No baddie escapes. No goodie gets an untimely end (except one). However cleverly scripted, nodding to our contemporary sensibilities -- an easy grab, no big adherence to the truth of 150 years ago in language and mores -- this is an orgiastic spill of negativity and white self-loathing.

The acting of all concerned is as spectacular as the vision is consistently, reliably gory. Tarantino does not spare the pyrotechnics and the multiple-massacre scene staple. Blacks will feel an atavistic delight at the earned retribution. Whites will feel the guilt and disturbance of we-told-you-so rue. As in the current Lincoln, also untrue in the main, the blacks are all good; the whites, save for Christoph's bounty-hunter/savior, are all bad.

Not a good movie for the start of another fairly difficult presidential tenure.  It's a too-easy grab at convulsive payback. It celebrates the uglier parts of our inner equilibrium. We know we are being manipulated to love that guy, hate this guy, delight in the suffering and well-deserved comeuppance of the hero. We're supposed to cheer for the wrenching murder of ourselves. It's worse than Avatar.

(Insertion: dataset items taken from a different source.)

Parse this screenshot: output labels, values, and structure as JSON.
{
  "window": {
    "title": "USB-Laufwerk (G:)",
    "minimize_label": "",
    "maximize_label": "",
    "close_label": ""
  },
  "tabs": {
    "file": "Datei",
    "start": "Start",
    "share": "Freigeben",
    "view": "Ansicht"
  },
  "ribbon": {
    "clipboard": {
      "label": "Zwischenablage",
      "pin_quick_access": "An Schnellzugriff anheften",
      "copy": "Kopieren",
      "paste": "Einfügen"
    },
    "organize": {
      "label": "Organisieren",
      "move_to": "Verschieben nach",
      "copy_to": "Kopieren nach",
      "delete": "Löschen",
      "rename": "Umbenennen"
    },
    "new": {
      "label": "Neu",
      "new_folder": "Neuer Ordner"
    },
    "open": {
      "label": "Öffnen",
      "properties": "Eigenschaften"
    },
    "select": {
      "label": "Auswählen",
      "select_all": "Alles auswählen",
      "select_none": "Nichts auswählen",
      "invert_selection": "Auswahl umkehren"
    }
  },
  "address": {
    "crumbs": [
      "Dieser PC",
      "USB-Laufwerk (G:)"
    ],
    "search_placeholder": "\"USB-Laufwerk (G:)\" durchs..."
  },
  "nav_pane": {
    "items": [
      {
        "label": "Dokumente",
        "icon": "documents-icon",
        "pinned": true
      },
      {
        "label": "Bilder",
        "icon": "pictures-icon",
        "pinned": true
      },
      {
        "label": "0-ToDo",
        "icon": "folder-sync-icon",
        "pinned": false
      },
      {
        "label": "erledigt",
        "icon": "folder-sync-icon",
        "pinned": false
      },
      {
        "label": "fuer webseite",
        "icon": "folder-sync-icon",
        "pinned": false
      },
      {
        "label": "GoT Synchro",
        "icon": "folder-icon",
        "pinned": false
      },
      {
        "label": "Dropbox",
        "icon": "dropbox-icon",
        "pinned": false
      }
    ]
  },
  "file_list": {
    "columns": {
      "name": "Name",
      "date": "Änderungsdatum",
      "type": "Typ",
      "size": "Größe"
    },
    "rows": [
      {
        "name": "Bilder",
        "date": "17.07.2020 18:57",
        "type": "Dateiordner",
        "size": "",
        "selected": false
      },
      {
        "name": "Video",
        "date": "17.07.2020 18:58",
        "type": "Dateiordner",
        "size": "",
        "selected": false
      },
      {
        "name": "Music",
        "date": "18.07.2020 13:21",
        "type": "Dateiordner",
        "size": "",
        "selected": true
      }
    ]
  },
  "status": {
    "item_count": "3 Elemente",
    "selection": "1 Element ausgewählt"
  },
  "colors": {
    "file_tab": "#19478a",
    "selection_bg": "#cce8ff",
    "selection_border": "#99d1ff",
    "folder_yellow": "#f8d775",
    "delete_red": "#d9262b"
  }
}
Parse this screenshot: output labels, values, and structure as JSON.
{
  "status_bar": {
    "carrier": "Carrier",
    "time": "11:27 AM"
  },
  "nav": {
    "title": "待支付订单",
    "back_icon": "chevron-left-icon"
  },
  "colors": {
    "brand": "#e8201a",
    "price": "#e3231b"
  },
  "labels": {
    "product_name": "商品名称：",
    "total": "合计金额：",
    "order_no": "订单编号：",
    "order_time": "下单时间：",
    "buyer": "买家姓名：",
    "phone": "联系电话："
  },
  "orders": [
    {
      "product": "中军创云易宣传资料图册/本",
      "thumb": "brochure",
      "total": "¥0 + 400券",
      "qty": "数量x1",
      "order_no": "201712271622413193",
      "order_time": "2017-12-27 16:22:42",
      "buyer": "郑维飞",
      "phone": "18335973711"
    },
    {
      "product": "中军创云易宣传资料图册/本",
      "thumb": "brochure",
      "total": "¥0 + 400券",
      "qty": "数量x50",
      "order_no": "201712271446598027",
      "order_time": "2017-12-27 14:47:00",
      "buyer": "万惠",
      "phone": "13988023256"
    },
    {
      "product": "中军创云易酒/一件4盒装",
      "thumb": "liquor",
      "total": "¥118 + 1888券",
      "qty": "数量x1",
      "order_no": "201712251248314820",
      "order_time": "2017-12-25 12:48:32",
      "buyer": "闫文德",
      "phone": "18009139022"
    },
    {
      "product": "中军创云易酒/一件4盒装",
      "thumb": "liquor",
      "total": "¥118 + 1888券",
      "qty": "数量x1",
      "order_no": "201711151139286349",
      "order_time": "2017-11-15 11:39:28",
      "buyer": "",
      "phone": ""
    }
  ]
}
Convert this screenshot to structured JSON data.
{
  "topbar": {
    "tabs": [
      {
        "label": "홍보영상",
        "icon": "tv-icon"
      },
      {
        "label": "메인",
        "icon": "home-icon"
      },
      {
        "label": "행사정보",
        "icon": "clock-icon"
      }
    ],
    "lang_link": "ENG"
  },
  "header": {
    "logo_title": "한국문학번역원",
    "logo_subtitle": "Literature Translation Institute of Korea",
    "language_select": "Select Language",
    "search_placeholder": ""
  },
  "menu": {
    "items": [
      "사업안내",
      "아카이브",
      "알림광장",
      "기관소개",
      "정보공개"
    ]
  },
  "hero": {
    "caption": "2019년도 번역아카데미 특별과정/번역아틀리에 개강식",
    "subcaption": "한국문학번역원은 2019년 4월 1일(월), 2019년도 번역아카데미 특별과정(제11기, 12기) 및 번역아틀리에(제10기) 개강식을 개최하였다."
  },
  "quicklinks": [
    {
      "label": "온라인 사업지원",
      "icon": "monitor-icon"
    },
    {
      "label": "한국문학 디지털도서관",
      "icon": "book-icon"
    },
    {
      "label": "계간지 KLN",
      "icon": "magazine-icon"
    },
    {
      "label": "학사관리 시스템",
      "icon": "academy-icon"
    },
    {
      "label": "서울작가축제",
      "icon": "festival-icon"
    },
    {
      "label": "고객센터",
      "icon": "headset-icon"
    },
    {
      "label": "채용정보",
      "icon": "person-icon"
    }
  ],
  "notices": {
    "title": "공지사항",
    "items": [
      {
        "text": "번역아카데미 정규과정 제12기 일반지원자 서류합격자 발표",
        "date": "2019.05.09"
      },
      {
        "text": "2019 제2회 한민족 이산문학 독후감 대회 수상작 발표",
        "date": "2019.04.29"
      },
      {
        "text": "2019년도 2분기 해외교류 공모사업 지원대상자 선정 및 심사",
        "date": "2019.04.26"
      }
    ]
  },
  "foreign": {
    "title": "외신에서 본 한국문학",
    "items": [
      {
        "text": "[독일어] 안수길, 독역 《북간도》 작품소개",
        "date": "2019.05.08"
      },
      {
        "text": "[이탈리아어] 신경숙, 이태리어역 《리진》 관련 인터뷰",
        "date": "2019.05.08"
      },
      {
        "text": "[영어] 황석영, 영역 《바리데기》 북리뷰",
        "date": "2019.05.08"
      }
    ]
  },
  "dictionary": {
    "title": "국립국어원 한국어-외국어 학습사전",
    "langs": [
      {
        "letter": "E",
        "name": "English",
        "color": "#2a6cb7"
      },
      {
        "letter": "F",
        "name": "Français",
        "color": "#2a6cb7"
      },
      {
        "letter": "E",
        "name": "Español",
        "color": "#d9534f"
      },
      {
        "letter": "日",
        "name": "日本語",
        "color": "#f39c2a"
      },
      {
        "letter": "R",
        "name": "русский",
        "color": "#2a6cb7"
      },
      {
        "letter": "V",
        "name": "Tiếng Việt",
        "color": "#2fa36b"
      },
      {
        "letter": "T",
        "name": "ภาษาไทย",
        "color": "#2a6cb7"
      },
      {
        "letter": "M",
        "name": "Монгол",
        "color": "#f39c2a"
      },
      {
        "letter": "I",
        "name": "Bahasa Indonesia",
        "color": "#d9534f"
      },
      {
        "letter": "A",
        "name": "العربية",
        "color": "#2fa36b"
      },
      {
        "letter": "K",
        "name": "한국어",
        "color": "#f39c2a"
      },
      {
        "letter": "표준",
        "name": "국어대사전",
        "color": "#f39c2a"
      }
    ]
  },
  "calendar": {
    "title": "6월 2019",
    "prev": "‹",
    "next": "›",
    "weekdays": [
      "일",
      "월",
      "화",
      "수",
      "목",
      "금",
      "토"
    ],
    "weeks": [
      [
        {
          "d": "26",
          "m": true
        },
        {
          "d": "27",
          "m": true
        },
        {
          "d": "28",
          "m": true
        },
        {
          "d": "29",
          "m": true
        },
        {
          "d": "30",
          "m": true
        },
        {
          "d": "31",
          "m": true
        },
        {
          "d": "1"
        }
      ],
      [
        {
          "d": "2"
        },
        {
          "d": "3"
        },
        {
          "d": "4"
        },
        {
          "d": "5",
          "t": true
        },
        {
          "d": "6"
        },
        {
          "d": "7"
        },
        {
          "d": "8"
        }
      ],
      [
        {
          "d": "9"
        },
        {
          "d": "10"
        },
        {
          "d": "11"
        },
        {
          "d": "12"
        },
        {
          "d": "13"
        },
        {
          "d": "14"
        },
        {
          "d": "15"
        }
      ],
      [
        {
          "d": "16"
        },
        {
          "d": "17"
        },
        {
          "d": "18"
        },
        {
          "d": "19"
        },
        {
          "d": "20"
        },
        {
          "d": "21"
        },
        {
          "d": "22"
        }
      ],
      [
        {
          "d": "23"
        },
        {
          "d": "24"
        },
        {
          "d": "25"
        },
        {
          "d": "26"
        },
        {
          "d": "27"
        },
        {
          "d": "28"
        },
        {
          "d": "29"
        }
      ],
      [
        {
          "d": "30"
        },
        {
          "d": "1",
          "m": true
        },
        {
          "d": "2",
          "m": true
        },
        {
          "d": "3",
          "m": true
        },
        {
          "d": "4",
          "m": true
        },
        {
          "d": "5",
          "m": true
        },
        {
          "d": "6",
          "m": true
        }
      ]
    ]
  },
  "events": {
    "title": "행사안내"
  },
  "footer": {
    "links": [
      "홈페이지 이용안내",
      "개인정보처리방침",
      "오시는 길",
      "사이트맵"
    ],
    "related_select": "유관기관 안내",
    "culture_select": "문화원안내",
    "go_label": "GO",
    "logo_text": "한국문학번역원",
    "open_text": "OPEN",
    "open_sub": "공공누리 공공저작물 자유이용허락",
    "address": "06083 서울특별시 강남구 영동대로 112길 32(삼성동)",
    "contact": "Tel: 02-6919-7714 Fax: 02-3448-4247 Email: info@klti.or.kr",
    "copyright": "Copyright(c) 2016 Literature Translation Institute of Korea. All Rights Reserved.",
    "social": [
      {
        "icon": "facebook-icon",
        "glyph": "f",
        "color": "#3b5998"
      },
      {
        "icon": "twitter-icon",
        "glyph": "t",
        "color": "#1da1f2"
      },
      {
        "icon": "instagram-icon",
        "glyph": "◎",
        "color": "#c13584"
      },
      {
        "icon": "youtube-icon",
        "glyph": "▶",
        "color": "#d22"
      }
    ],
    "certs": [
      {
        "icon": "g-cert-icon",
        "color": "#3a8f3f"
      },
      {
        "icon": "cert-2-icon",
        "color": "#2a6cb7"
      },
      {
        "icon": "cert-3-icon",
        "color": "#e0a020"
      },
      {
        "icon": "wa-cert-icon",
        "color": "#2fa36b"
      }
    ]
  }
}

Watching it will re-ignite the angers stoked by previous such barely-veiled revenge dramas as were Amistad and the previously referenced Basterds. If you like this sort of thing, you'll like this sort of thing.

Unlike most screenings, this one ended with dozens of the SRO critic-audience discussing the film outside in knots of 3 and 4 people for close to half an hour afterwards.